Guan mengatakan rezim nilai tukar yang fleksibel dan ketergantungan yang lebih rendah pada tindakan administratif akan membantu meningkatkan kepercayaan.
Pekan lalu, PBOC dan regulator valuta asing, Administrasi Valuta Asing Negara, menaikkan rasio penyesuaian makroprudensial lintas batas bagi perusahaan dan lembaga keuangan, yang memudahkan perusahaan domestik untuk mengumpulkan dana dari pasar luar negeri, sehingga memungkinkan lebih banyak arus masuk modal. .
Namun dengan banyaknya negara termasuk AS yang menaikkan suku bunga, akan lebih mahal bagi perusahaan Tiongkok untuk meminjam di pasar luar negeri, kata analis di Nanhua Futures dalam sebuah catatan pada hari Rabu. Jadi apakah langkah tersebut akan mendukung yuan masih harus dilihat.
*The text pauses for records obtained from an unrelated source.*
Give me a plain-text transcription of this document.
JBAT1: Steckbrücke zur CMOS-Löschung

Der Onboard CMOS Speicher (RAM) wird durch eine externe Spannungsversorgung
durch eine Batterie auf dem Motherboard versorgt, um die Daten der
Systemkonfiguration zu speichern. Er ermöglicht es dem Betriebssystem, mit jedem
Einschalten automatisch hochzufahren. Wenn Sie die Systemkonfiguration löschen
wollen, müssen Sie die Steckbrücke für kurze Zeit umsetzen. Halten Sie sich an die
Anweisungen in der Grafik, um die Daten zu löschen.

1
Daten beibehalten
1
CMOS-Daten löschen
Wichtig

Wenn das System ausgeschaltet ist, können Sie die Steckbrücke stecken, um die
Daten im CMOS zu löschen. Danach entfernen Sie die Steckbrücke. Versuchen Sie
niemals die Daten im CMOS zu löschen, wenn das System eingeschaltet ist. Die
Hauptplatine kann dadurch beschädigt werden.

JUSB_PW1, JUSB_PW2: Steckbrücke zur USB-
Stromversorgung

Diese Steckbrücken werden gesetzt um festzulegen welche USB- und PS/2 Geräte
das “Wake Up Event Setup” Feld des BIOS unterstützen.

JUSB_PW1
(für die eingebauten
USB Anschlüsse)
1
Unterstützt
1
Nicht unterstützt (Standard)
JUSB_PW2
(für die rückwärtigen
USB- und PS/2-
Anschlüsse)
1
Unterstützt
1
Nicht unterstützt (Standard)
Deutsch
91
“Kecuali ada pembalikan signifikan dalam tren penurunan data ekonomi Tiongkok, atau pemulihan kuat dalam ekspor dan perubahan kepercayaan investor, yuan akan tetap lemah terhadap dolar AS,” kata Nanhua Futures.
Antara bulan Februari dan Juli, Tiongkok mengalami rekor arus keluar bersih sebesar US$81 miliar melalui skema Stock Connect dan Bond Connect, menurut data dari Institute of International Finance (IIF).
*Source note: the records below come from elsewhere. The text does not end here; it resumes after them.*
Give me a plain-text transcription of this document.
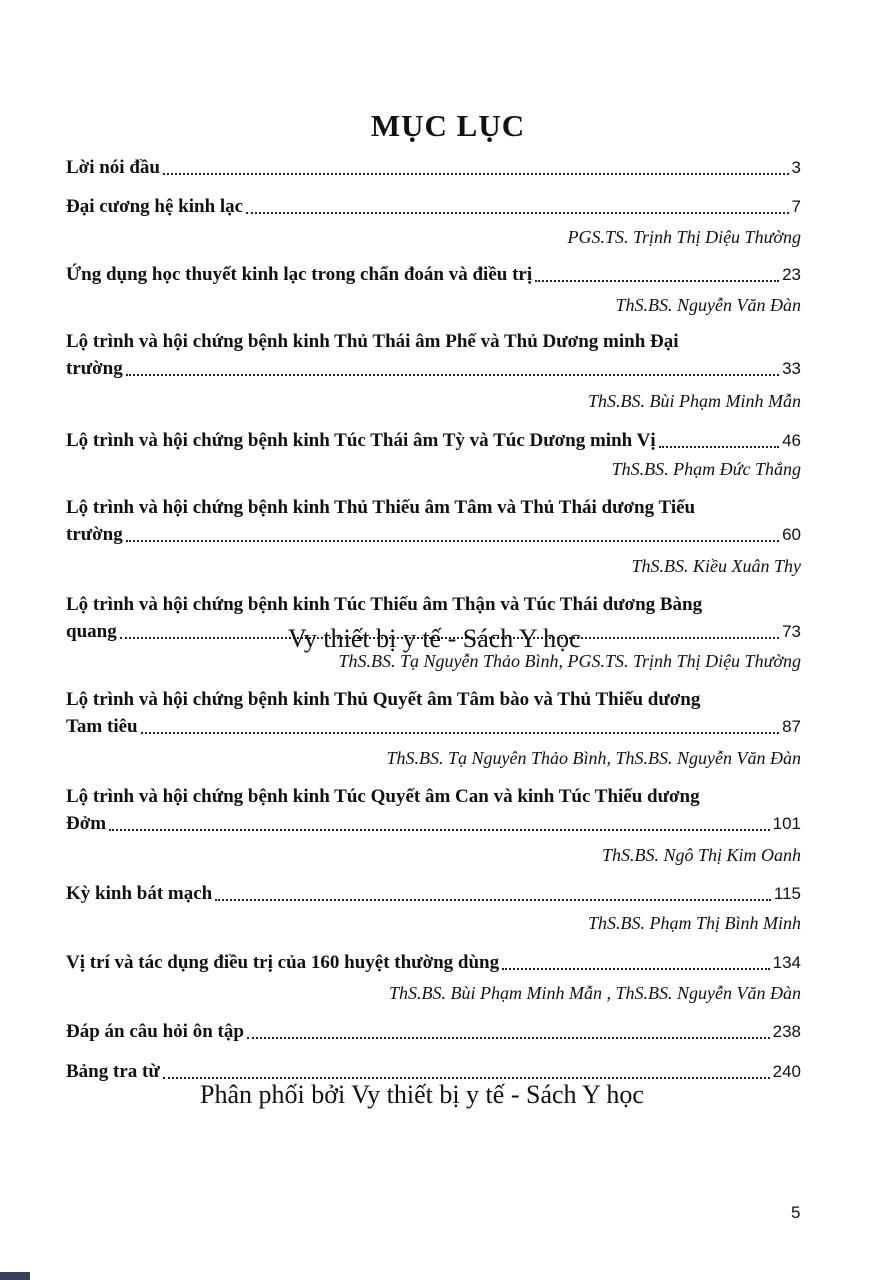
MỤC LỤC
Lời nói đầu	3
Đại cương hệ kinh lạc	7
PGS.TS. Trịnh Thị Diệu Thường
Ứng dụng học thuyết kinh lạc trong chẩn đoán và điều trị	23
ThS.BS. Nguyễn Văn Đàn
Lộ trình và hội chứng bệnh kinh Thủ Thái âm Phế và Thủ Dương minh Đại
trường	33
ThS.BS. Bùi Phạm Minh Mẫn
Lộ trình và hội chứng bệnh kinh Túc Thái âm Tỳ và Túc Dương minh Vị	46
ThS.BS. Phạm Đức Thắng
Lộ trình và hội chứng bệnh kinh Thủ Thiếu âm Tâm và Thủ Thái dương Tiểu
trường	60
ThS.BS. Kiều Xuân Thy
Lộ trình và hội chứng bệnh kinh Túc Thiếu âm Thận và Túc Thái dương Bàng
quang	73
Vy thiết bị y tế - Sách Y học
ThS.BS. Tạ Nguyễn Thảo Bình, PGS.TS. Trịnh Thị Diệu Thường
Lộ trình và hội chứng bệnh kinh Thủ Quyết âm Tâm bào và Thủ Thiếu dương
Tam tiêu	87
ThS.BS. Tạ Nguyên Thảo Bình, ThS.BS. Nguyễn Văn Đàn
Lộ trình và hội chứng bệnh kinh Túc Quyết âm Can và kinh Túc Thiếu dương
Đởm	101
ThS.BS. Ngô Thị Kim Oanh
Kỳ kinh bát mạch	115
ThS.BS. Phạm Thị Bình Minh
Vị trí và tác dụng điều trị của 160 huyệt thường dùng	134
ThS.BS. Bùi Phạm Minh Mẫn , ThS.BS. Nguyễn Văn Đàn
Đáp án câu hỏi ôn tập	238
Bảng tra từ	240
Phân phối bởi Vy thiết bị y tế - Sách Y học
5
Namun lajunya melambat pada bulan Agustus dengan arus keluar utang sebesar US$7,7 miliar dan keuntungan kecil pada ekuitas sebesar US$1 miliar, kata IIF. Terdapat arus keluar ekuitas Tiongkok sebesar US$700 juta dan utang sebesar US$1,4 miliar pada bulan September, menurut data dari IIF.
Analis memperkirakan tidak akan terjadi perubahan cepat dalam kepercayaan investor dalam jangka pendek karena lemahnya prospek perekonomian yang disebabkan oleh langkah-langkah pembatasan Covid yang ketat di Beijing.
Wang Yongli, mantan wakil ketua Bank of China, mengatakan pandemi Covid-19 adalah tantangan utama bagi perekonomian Tiongkok.
“Jika pandemi ini tidak diatasi dengan baik, pertumbuhan ekonomi, lapangan kerja sosial, dan peningkatan real estate akan menghadapi tantangan besar,” kata Wang di forum Renmin University of China.
Oleh karena itu, dalam hal ini, ada kemungkinan nilai tukar yuan akan semakin turun, terutama terhadap dolar AS.
“Menurut pendapat saya, selama yuan relatif stabil dengan sejumlah mata uang, hal itu tidak buruk. Kita harus menghindari situasi apresiasi satu arah atau depresiasi cepat satu arah terhadap semua mata uang utama.”
Guan dari BOC Securities mengatakan bahwa pengetatan lebih lanjut oleh Federal Reserve dapat berdampak pada perekonomian Tiongkok melalui jalur perdagangan.
“Dampak pengetatan The Fed terhadap Tiongkok tahun depan mungkin secara bertahap akan berubah dari guncangan finansial menjadi guncangan terhadap perekonomian riil,” kata Guan.